What is branded content and how is it different from native advertising? I keep on hearing about ‘sentiment’ social listening tools. What is it and how do I apply it to my business? Is real-­‐time content here to stay and what’s the difference between Meerkat and Periscope? Video content I’m told is the future but we engage with our audience through print and online. Should we blog, vlog or stick with emails? Should we distribute content through our owned communication channels or Facebook or Taboola?

So whilst it feels noisy and complicated, don’t forget the four basic fundamentals of content marketing:

Know your audience. Understanding your audience through data and insight is key – demographics whilst informative, is mostly redundant. Understanding attitudes, lifestyles, online and offline consumption, cultures and mindsets will provide the platform from which to create and curate great content.

Content is not just King, but the whole deck of cards. Great content is not just born out of knowing your audience. It’s also a craft. Anyone can produce content, but not anyone can create relevant, engaging, compelling and ‘stand out and be noticed’ content.

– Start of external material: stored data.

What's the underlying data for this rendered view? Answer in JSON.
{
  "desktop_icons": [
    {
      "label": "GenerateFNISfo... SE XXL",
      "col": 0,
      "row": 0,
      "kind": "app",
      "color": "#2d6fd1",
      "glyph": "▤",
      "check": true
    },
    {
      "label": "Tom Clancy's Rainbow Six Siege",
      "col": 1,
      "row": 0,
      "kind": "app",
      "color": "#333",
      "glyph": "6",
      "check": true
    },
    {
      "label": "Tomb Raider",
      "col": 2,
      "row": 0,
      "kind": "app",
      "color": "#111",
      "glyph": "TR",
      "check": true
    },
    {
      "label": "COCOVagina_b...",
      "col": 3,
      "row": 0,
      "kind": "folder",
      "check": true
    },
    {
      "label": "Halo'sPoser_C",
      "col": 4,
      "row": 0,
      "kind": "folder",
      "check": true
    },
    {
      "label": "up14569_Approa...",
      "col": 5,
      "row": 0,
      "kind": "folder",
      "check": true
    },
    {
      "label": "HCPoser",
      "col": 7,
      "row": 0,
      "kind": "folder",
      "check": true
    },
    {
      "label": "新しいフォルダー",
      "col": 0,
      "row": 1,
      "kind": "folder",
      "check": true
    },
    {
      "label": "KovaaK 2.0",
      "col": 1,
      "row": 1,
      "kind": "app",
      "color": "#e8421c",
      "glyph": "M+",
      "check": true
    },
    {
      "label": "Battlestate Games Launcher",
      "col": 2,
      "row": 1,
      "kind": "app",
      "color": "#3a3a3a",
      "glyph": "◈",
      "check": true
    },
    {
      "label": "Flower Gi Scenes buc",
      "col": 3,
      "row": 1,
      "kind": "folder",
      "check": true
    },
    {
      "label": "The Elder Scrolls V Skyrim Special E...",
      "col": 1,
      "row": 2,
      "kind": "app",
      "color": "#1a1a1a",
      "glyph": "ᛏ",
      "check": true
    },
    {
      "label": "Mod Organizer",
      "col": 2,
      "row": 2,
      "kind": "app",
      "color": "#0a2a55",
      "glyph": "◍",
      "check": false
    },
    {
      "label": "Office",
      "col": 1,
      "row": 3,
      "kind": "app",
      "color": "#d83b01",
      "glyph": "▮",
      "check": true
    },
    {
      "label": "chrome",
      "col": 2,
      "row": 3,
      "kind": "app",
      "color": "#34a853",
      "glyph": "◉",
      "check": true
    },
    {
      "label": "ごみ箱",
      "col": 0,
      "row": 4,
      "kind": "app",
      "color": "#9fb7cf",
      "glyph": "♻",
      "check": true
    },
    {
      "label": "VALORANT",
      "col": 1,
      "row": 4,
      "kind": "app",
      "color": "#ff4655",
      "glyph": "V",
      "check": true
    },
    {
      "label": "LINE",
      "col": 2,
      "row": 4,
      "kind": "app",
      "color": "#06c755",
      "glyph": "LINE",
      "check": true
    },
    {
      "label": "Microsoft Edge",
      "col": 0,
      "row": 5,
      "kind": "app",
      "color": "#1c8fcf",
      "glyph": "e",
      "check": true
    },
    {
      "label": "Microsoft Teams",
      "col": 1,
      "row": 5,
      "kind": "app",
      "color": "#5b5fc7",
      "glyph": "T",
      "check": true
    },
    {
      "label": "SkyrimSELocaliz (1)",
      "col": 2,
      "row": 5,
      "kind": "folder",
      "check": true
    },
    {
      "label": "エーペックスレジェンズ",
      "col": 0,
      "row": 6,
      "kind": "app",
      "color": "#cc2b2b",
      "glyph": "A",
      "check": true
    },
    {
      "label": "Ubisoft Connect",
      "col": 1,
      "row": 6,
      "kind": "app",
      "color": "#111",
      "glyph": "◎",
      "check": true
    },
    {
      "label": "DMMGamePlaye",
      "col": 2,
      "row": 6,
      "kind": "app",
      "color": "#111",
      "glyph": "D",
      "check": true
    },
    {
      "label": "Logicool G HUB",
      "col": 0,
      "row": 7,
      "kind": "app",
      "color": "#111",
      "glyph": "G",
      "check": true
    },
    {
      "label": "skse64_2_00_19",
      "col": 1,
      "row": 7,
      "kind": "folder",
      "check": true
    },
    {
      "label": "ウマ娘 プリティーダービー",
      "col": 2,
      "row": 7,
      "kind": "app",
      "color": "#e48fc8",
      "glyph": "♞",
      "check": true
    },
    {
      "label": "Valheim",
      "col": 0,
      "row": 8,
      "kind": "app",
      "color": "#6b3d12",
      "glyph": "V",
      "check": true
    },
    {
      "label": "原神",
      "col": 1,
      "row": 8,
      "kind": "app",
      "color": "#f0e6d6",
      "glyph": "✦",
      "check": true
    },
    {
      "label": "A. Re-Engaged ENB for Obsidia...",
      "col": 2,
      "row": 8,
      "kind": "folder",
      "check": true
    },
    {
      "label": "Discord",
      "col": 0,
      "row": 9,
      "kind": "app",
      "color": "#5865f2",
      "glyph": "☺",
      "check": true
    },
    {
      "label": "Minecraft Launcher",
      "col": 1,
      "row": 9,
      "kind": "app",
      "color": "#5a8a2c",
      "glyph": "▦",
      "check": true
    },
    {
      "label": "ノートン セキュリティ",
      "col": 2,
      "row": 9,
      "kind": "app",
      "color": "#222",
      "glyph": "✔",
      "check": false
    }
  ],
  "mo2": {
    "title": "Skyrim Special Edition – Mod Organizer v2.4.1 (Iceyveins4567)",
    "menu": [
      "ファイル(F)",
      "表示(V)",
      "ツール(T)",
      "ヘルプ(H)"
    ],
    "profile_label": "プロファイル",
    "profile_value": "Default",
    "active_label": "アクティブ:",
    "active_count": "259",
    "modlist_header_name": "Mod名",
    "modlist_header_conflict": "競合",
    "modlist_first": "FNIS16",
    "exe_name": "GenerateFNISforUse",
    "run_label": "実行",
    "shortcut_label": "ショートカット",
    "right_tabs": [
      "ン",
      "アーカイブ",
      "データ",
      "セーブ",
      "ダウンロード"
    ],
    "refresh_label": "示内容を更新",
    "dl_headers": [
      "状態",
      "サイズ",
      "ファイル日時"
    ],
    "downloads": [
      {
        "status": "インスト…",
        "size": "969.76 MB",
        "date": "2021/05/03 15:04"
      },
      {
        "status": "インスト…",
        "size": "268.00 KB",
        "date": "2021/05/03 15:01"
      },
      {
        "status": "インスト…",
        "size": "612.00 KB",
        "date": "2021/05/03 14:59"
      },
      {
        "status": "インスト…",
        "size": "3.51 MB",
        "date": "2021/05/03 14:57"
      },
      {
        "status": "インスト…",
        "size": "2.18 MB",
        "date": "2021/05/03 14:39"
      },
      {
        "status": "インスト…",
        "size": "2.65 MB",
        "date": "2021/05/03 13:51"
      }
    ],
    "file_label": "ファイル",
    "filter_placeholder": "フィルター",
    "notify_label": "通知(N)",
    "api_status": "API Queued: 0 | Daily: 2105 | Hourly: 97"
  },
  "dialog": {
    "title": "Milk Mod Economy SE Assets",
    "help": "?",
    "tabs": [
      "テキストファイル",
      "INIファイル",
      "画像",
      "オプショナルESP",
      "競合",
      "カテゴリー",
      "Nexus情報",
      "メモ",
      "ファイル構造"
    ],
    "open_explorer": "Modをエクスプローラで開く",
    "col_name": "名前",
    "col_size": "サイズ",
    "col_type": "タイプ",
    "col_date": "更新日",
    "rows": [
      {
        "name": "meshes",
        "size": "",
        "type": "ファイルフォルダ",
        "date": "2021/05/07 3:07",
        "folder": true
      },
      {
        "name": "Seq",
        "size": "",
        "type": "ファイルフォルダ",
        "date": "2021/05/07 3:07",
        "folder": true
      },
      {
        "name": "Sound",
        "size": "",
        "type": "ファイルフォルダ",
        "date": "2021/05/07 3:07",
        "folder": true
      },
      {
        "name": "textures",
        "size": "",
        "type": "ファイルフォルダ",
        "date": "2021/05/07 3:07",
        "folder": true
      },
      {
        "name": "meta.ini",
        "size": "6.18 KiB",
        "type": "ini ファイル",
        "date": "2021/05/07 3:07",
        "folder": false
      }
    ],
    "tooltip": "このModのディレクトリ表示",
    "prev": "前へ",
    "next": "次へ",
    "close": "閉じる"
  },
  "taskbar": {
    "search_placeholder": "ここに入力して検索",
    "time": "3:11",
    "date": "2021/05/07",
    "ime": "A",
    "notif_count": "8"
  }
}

Content Marketing will be shaped by the fusion of editorial expertise and audience guardians.

Build and they will come?

Oh no they won’t. Creating content is one thing, but distributing and marketing it to audiences is quite another. Also, it’s not a linear process, but should be a joined up and single integrated content marketing and distribution plan defined from the outset: who is my audience, what am I offering, where will I find them, how do I engage with them, what content will work best, what channels can I reach them through.

Evaluate, evaluate, evaluate:

The key platform for success: measurement. All too often the evaluation piece gets lost in the celebration of producing great content. But did it work? Critical to making a success of your content marketing programme is defining success from the outset as part of a joined-up content marketing and distribution plan: what do you want the content to do, how do you want to measure it, what results are you expecting?

But in our fast-moving and ever-changing world of content marketing, there is a fifth basic fundamental emerging: Harness the power of knowledge and learning.

There is a danger that digital transformation rests with digital ‘experts’ and teams. It shouldn’t. The speed of change in our world of content marketing means that everyone across an organization (sales, finance, creative, marketing, operations) should be provided with the tools to monitor, understand, filter, share and apply what’s changing. Success for business lies in involving the many, not the few.

We are certainly witnessing and experiencing a fundamental change in our world of content marketing and at an increasingly faster pace. But whilst it is certainly a vibrant, dynamic, innovative and ‘noisy’ market, the platform for success lies in getting the basics right.